Convoquée ce jeudi à la direction de l’Immigration, la Brésilienne en situation irrégulière qui a dénoncé les violences de son patron est toujours dans une position incertaine : «Elle a pu récupérer son passeport et va maintenant introduire une demande de sursis à l’éloignement. Les autorités l’ont déjà informée qu’il sera accordé pour une durée de six mois», rapporte Jessica Lopes. «Elle est donc dans une sorte d’impasse, puisqu’elle n’est pas régularisée.»

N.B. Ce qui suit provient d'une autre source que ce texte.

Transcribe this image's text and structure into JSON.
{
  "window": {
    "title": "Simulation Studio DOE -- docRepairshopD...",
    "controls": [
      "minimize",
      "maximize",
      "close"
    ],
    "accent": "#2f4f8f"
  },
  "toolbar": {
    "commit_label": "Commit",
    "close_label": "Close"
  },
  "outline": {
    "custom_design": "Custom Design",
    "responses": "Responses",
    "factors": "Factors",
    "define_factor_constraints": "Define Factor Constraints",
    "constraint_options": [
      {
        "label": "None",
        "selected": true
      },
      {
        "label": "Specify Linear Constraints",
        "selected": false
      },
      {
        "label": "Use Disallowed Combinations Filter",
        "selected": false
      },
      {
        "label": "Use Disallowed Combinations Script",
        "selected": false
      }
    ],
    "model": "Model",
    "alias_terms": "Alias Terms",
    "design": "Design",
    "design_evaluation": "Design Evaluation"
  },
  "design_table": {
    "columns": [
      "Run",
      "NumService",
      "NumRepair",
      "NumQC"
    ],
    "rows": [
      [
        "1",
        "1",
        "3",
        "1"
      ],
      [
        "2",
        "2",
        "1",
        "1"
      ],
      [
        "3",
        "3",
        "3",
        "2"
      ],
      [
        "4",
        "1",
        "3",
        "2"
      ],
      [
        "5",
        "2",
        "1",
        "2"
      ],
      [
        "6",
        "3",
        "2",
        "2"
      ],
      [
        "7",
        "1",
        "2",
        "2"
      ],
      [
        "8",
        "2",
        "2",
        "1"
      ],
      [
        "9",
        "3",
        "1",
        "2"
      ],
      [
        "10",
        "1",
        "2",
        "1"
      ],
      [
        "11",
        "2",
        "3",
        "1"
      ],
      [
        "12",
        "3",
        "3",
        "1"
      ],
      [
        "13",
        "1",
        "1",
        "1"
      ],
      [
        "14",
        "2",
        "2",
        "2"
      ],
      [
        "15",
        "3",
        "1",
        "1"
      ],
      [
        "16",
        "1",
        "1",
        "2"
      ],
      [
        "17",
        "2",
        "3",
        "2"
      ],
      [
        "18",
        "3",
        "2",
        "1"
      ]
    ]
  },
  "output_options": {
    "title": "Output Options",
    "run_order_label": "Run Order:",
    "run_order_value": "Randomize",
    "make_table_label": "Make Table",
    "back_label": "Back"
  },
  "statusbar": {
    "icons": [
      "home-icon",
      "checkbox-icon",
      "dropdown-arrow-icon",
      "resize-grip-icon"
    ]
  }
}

Elle souhaite désormais que sa plainte aboutisse et être reconnue en tant que victime. «C’est le plus important pour elle», confie celle qui l’a accompagnée au commissariat. «Elle attend aussi d’être rémunérée pour tout le travail presté et jamais payé. Pour l’avenir, elle espère pouvoir rester au Luxembourg alors que son pays s’enfonce dans la crise sanitaire et économique.» Une demande de titre de séjour pour raisons privées a été déposée, avec une personne qui a signé pour elle un engagement de prise en charge, mais c’est «un titre difficile à obtenir», prévient l’assistante sociale.